E tanta paura è un film del 1976, diretto da Paolo Cavara.

Trama[modifica | modifica wikitesto]

Milano. Una prostituta uccide un suo cliente. L'ispettore Lomenzo indaga sul caso. Dopo questo omicidio se ne susseguono altri e, a morire per mano di un ignoto assassino, sono i componenti di una combriccola di ricchi viziosi. L'omicida, una volta compiuto l'assassinio, lascia una illustrazione di Pierino Porcospino accanto ad ognuno dei cadaveri. L'assassino non è però la prostituta in quanto, a breve, anche lei perisce per mano dell'assassino seriale: stramortita durante il suo lavoro per strada, è da questi legata ad un albero e bruciata viva con l'uso della benzina. Lomezio, grazie all'aiuto di Jeanne, una ragazza francese, scoprirà che le vittime sono tutte collegate ad un giro di festini e droga consumati in una villa della provincia milanese. Peraltro, nel giardino della villa, è rinvenuto un pericolosissimo esemplare di tigre, custodito in gabbia. Lomezio scopre che, la gabbia di questo felino, veniva usata per favorire il commercio illecito di gioielli e, tale commercio, era parallelo ad una serie di ulteriori e peggiori attività viziose promosse dal gruppo. Gli indizi scoperchiano vari antichi segreti fra cui la morte di Rosa Catena, un giovane prostituta meridionale, assassinata durante una delle tante orge alla villa. La verità però è assai difficile da identificare e le vittime si moltiplicano. Lomezio brancola nel buio, finché non trova una pista davvero inaspettata.
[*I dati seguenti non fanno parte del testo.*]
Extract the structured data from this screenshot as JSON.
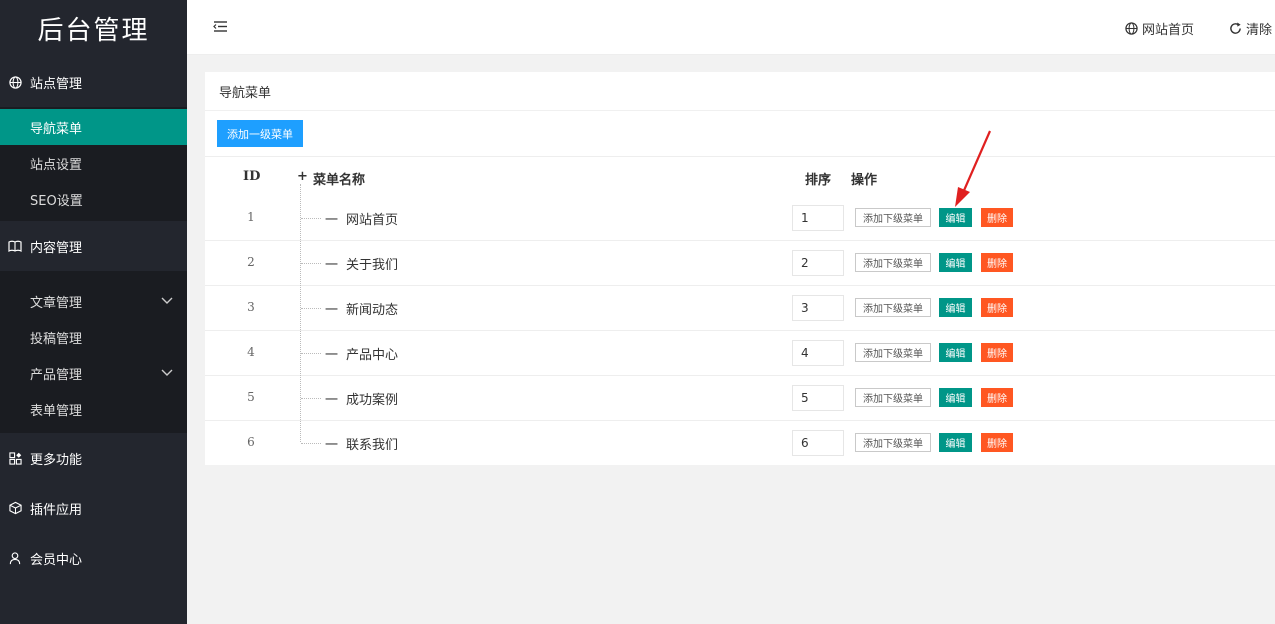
{
  "app": {
    "logo": "后台管理"
  },
  "sidebar": {
    "groups": [
      {
        "label": "站点管理",
        "icon": "globe-icon"
      },
      {
        "label": "内容管理",
        "icon": "book-icon"
      },
      {
        "label": "更多功能",
        "icon": "apps-icon"
      },
      {
        "label": "插件应用",
        "icon": "cube-icon"
      },
      {
        "label": "会员中心",
        "icon": "user-icon"
      }
    ],
    "site_items": [
      "导航菜单",
      "站点设置",
      "SEO设置"
    ],
    "content_items": [
      "文章管理",
      "投稿管理",
      "产品管理",
      "表单管理"
    ]
  },
  "header": {
    "site_home": "网站首页",
    "clear": "清除",
    "site_home_icon": "globe-icon",
    "clear_icon": "refresh-icon"
  },
  "card": {
    "title": "导航菜单",
    "add_button": "添加一级菜单",
    "columns": {
      "id": "ID",
      "expand": "+",
      "name": "菜单名称",
      "sort": "排序",
      "ops": "操作"
    },
    "rows": [
      {
        "id": "1",
        "name": "网站首页",
        "sort": "1"
      },
      {
        "id": "2",
        "name": "关于我们",
        "sort": "2"
      },
      {
        "id": "3",
        "name": "新闻动态",
        "sort": "3"
      },
      {
        "id": "4",
        "name": "产品中心",
        "sort": "4"
      },
      {
        "id": "5",
        "name": "成功案例",
        "sort": "5"
      },
      {
        "id": "6",
        "name": "联系我们",
        "sort": "6"
      }
    ],
    "row_dash": "一",
    "btn_add_sub": "添加下级菜单",
    "btn_edit": "编辑",
    "btn_delete": "删除"
  },
  "colors": {
    "sidebar": "#23262e",
    "active": "#009688",
    "primary": "#1e9fff",
    "danger": "#ff5722",
    "arrow": "#e02020"
  }
}
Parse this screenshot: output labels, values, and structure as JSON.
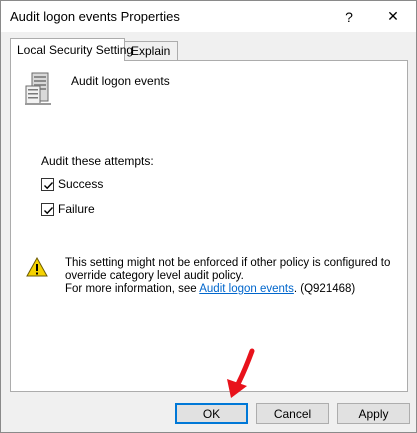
{
  "window": {
    "title": "Audit logon events Properties",
    "help_glyph": "?",
    "close_glyph": "✕"
  },
  "tabs": [
    {
      "label": "Local Security Setting"
    },
    {
      "label": "Explain"
    }
  ],
  "policy": {
    "name": "Audit logon events",
    "icon": "server-policy-icon"
  },
  "audit": {
    "label": "Audit these attempts:",
    "options": [
      {
        "label": "Success",
        "checked": true
      },
      {
        "label": "Failure",
        "checked": true
      }
    ]
  },
  "warning": {
    "icon": "warning-icon",
    "line1": "This setting might not be enforced if other policy is configured to",
    "line2": "override category level audit policy.",
    "line3_prefix": "For more information, see ",
    "link": "Audit logon events",
    "line3_suffix": ". (Q921468)"
  },
  "buttons": {
    "ok": "OK",
    "cancel": "Cancel",
    "apply": "Apply"
  },
  "colors": {
    "link": "#0066cc",
    "focus_border": "#0078d7",
    "annotation_arrow": "#e8121b"
  }
}
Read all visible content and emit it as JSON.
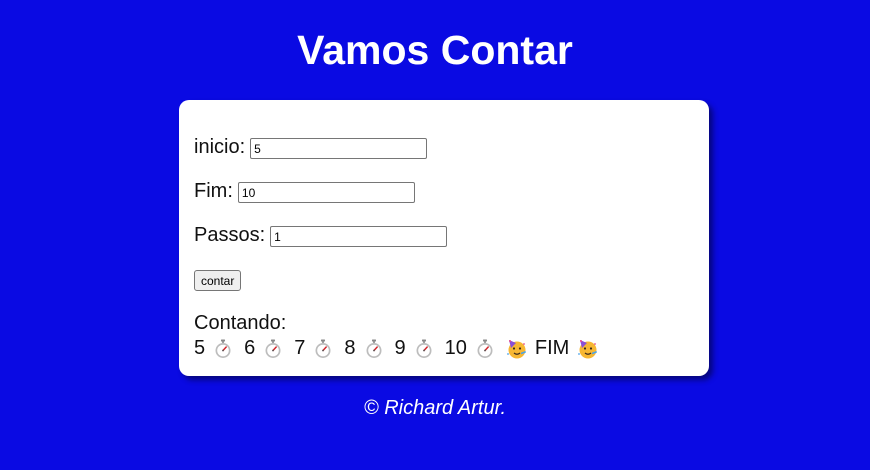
{
  "page": {
    "title": "Vamos Contar",
    "footer": "© Richard Artur."
  },
  "form": {
    "inicio_label": "inicio:",
    "inicio_value": "5",
    "fim_label": "Fim:",
    "fim_value": "10",
    "passos_label": "Passos:",
    "passos_value": "1",
    "button_label": "contar"
  },
  "result": {
    "heading": "Contando:",
    "numbers": [
      "5",
      "6",
      "7",
      "8",
      "9",
      "10"
    ],
    "step_icon": "stopwatch-icon",
    "end_icon": "partying-face-icon",
    "end_label": "FIM"
  },
  "colors": {
    "background": "#0a0ae3",
    "card": "#ffffff",
    "text": "#111111"
  }
}
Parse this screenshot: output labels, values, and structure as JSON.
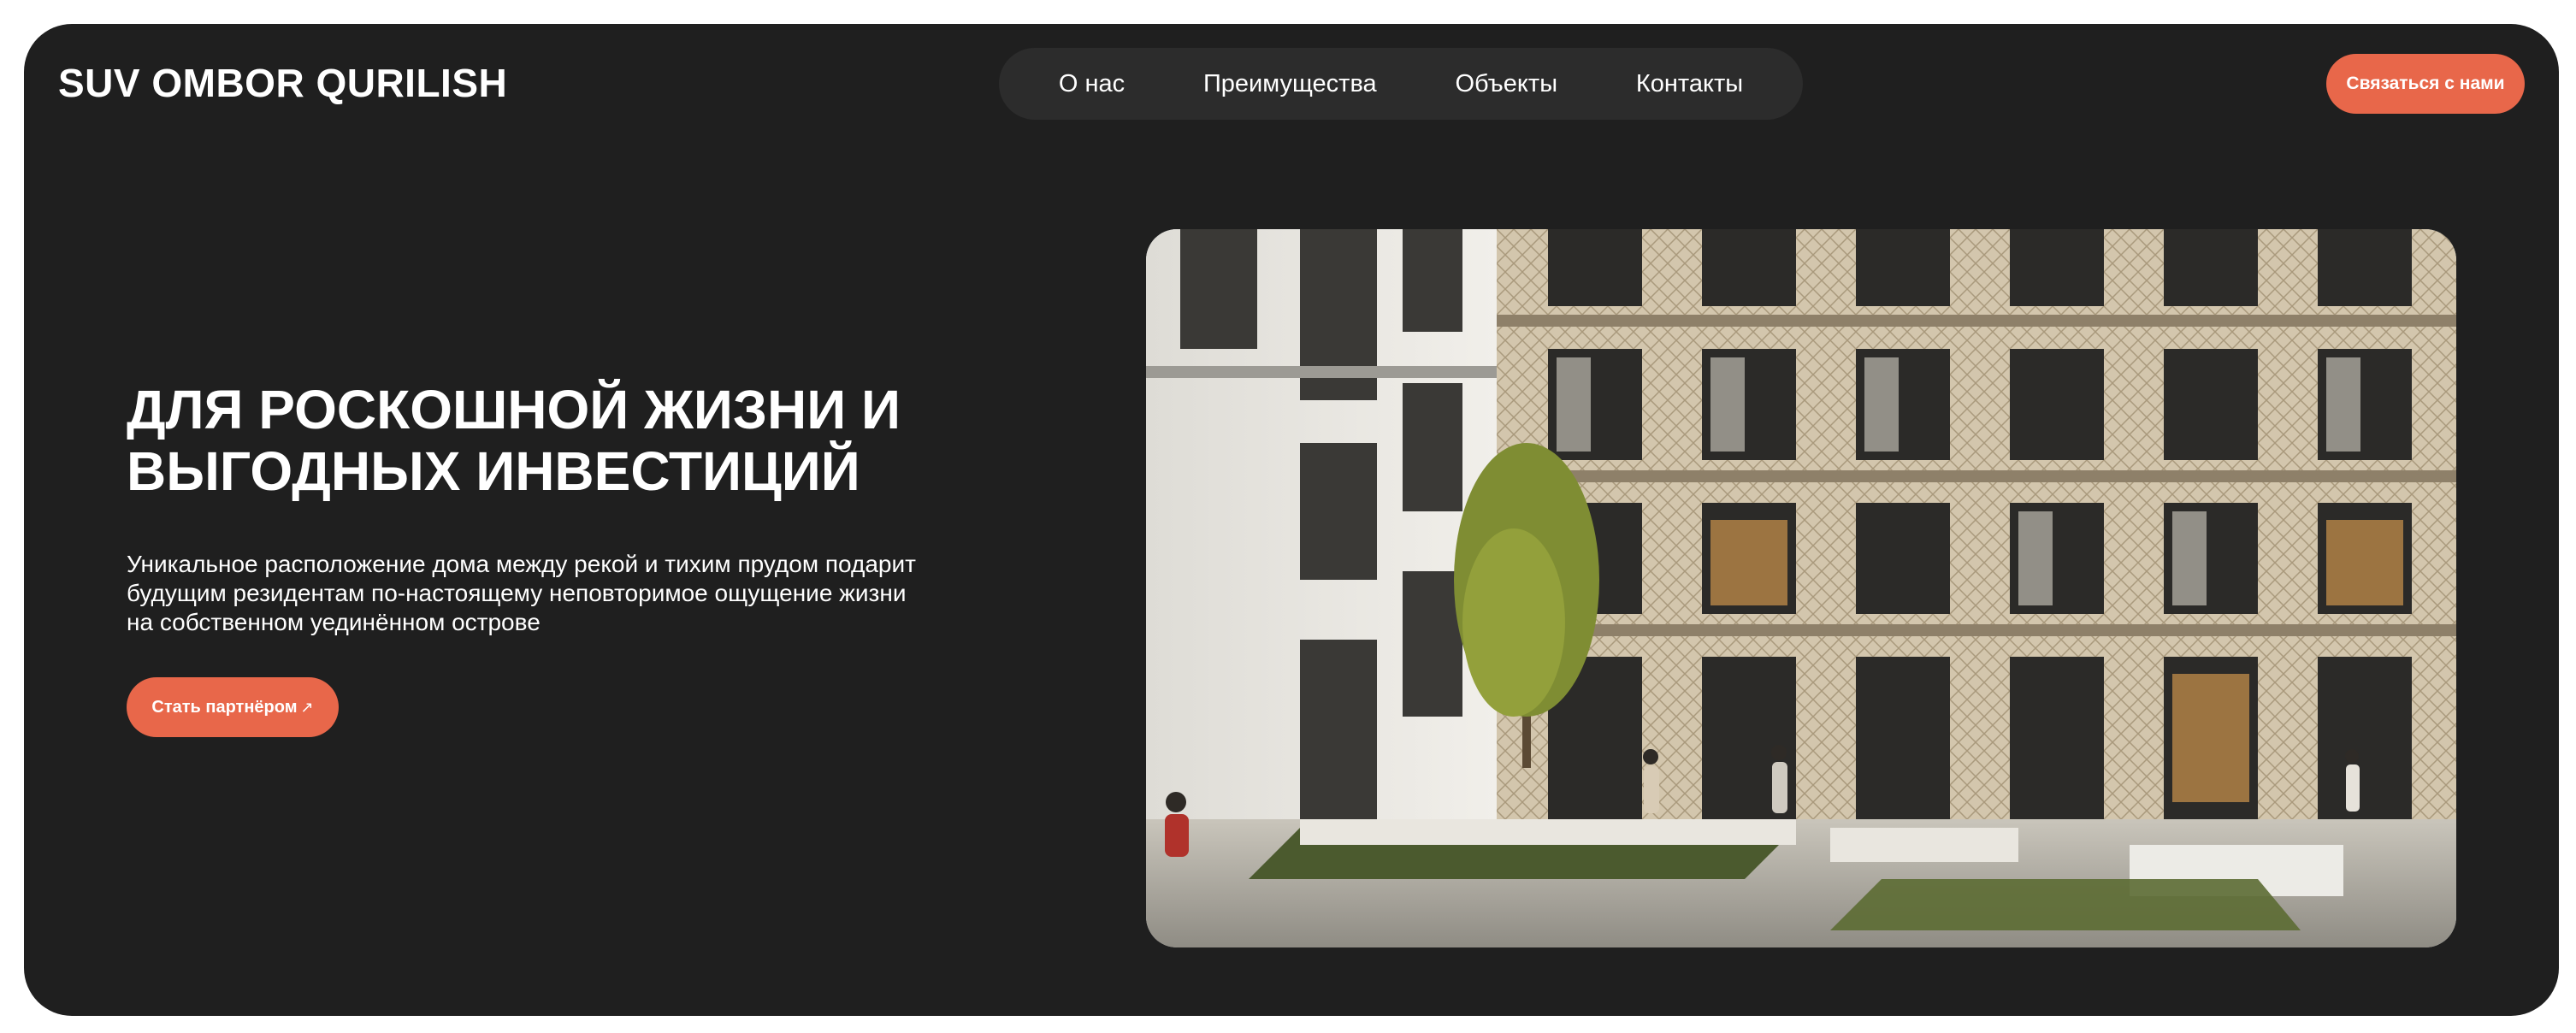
{
  "header": {
    "logo": "SUV OMBOR QURILISH",
    "nav": [
      "О нас",
      "Преимущества",
      "Объекты",
      "Контакты"
    ],
    "cta_label": "Связаться с нами"
  },
  "hero": {
    "title_line1": "ДЛЯ РОСКОШНОЙ ЖИЗНИ И",
    "title_line2": "ВЫГОДНЫХ ИНВЕСТИЦИЙ",
    "description_line1": "Уникальное расположение дома между рекой и тихим прудом подарит",
    "description_line2": "будущим резидентам по-настоящему неповторимое ощущение жизни",
    "description_line3": "на собственном уединённом острове",
    "button_label": "Стать партнёром",
    "button_icon": "arrow-up-right-icon",
    "image_subject": "building-facade-photo"
  },
  "colors": {
    "background": "#1f1f1f",
    "nav_background": "#2c2c2c",
    "accent": "#e8674a",
    "text": "#ffffff"
  }
}
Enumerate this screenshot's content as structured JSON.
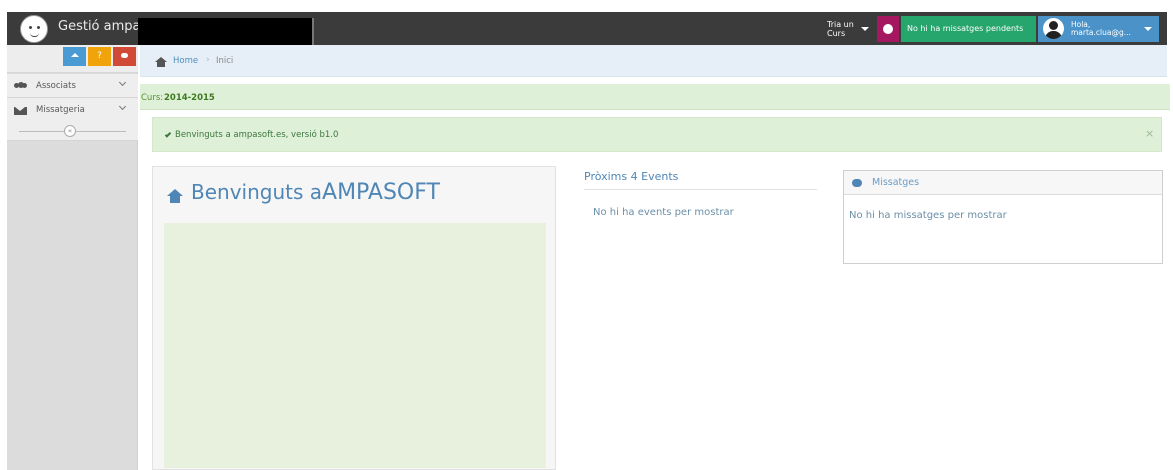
{
  "header": {
    "brand": "Gestió ampa",
    "tria_line1": "Tria un",
    "tria_line2": "Curs",
    "messages_status": "No hi ha missatges pendents",
    "user_greeting": "Hola,",
    "user_email": "marta.clua@g..."
  },
  "sidebar": {
    "shortcuts": [
      {
        "label": ""
      },
      {
        "label": "?"
      },
      {
        "label": ""
      }
    ],
    "items": [
      {
        "label": "Associats"
      },
      {
        "label": "Missatgeria"
      }
    ],
    "collapse_glyph": "«"
  },
  "breadcrumb": {
    "home": "Home",
    "separator": "›",
    "current": "Inici"
  },
  "curs": {
    "label": "Curs:",
    "value": "2014-2015"
  },
  "alert": {
    "text": "Benvinguts a ampasoft.es, versió b1.0",
    "close": "×"
  },
  "welcome": {
    "title_part1": "Benvinguts a",
    "title_part2": "AMPASOFT"
  },
  "events": {
    "title": "Pròxims 4 Events",
    "empty": "No hi ha events per mostrar"
  },
  "messages_panel": {
    "title": "Missatges",
    "empty": "No hi ha missatges per mostrar"
  },
  "colors": {
    "navbar": "#3b3b3b",
    "brand_blue": "#4f86b5",
    "success_green": "#26a56c",
    "alert_bg": "#dff0d8",
    "user_blue": "#4a92c7",
    "globe_magenta": "#a5185f"
  }
}
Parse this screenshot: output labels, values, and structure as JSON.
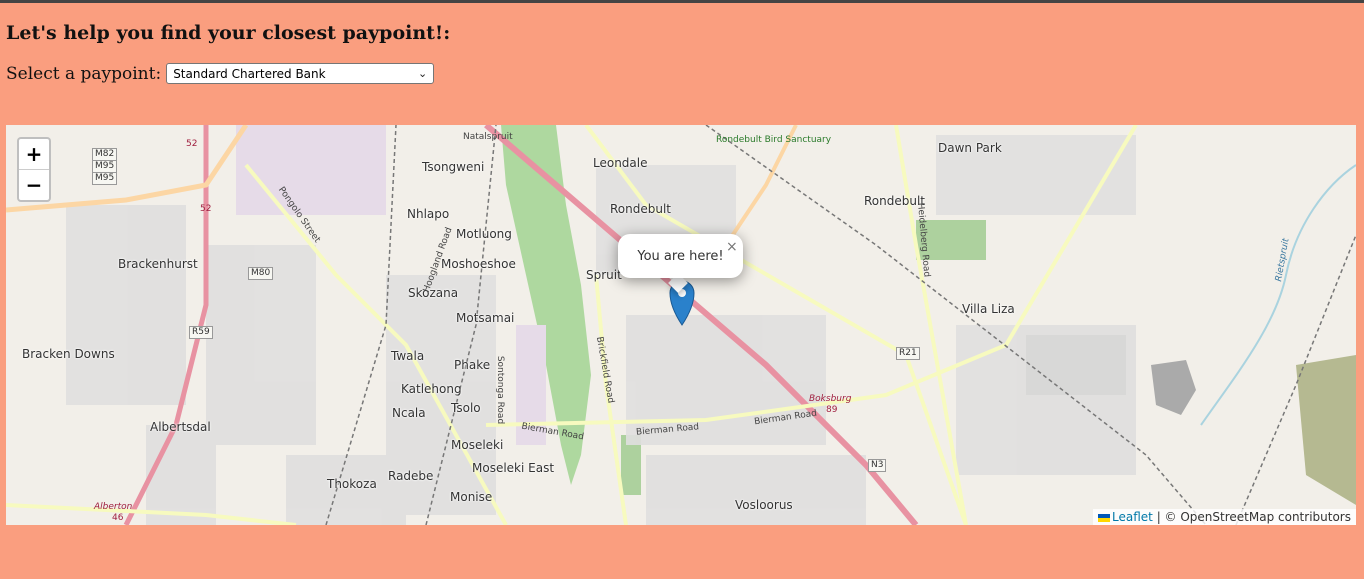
{
  "page": {
    "heading": "Let's help you find your closest paypoint!:",
    "select_label": "Select a paypoint:",
    "select_value": "Standard Chartered Bank"
  },
  "map": {
    "zoom_in": "+",
    "zoom_out": "−",
    "popup_text": "You are here!",
    "popup_close": "×",
    "attribution_link": "Leaflet",
    "attribution_text": " | © OpenStreetMap contributors",
    "places": [
      "Tsongweni",
      "Leondale",
      "Dawn Park",
      "Rondebult",
      "Rondebult",
      "Nhlapo",
      "Motluong",
      "Moshoeshoe",
      "Brackenhurst",
      "Spruit",
      "Villa Liza",
      "Skozana",
      "Motsamai",
      "Bracken Downs",
      "Twala",
      "Phake",
      "Katlehong",
      "Ncala",
      "Tsolo",
      "Albertsdal",
      "Moseleki",
      "Moseleki East",
      "Radebe",
      "Thokoza",
      "Monise",
      "Vosloorus"
    ],
    "roads": [
      "Natalspruit",
      "Rondebult Bird Sanctuary",
      "Pongolo Street",
      "Hoogland Road",
      "Heidelberg Road",
      "Brickfield Road",
      "Bierman Road",
      "Bierman Road",
      "Bierman Road",
      "Sontonga Road",
      "Boksburg",
      "Rietspruit",
      "Alberton"
    ],
    "shields": [
      "M82",
      "M95",
      "M95",
      "52",
      "52",
      "M80",
      "R59",
      "R21",
      "N3",
      "89",
      "46"
    ]
  }
}
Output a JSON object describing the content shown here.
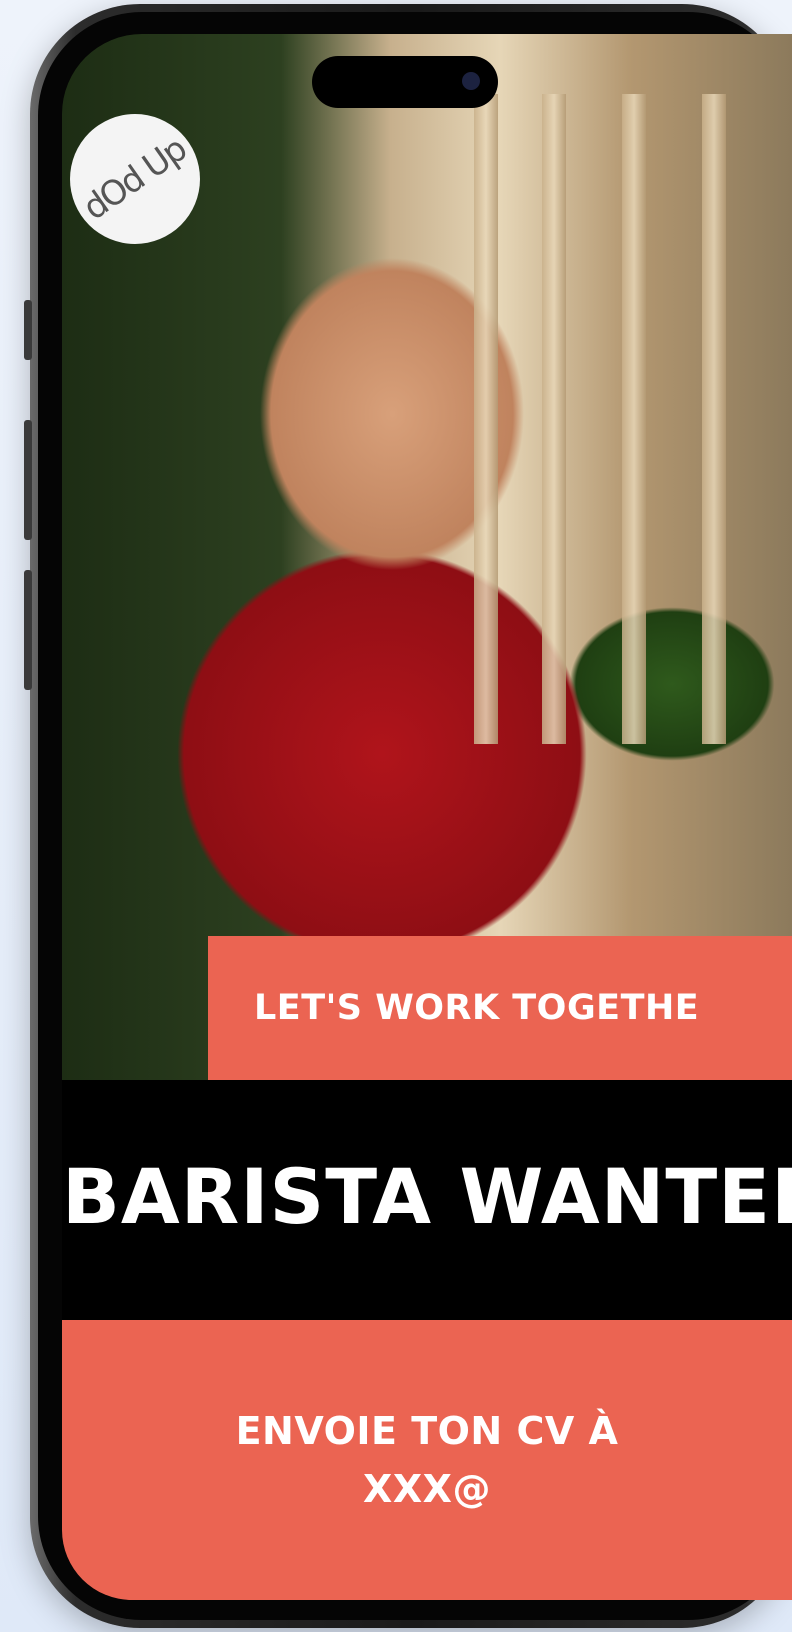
{
  "poster": {
    "logo_text": "dOd Up",
    "tagline": "LET'S WORK TOGETHE",
    "headline": "BARISTA WANTED",
    "cta_line1": "ENVOIE TON CV À",
    "cta_line2": "XXX@"
  },
  "colors": {
    "accent": "#eb6452",
    "band": "#000000",
    "text": "#ffffff"
  },
  "icons": [
    "logo-badge-icon",
    "camera-icon"
  ]
}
I vari omicidi, infatti, non sono compiuti da un assassino unico ma da una moltitudine di assassini (tra cui la prostituta, poi uccisa) ingaggiati negli ambienti della malavita da un mandante che intendeva eliminare tutti i soggetti che avevano dato vita al giro di ricettazione, droga e sesso all'interno della villa milanese. L'identità del mandante sarà scoperta.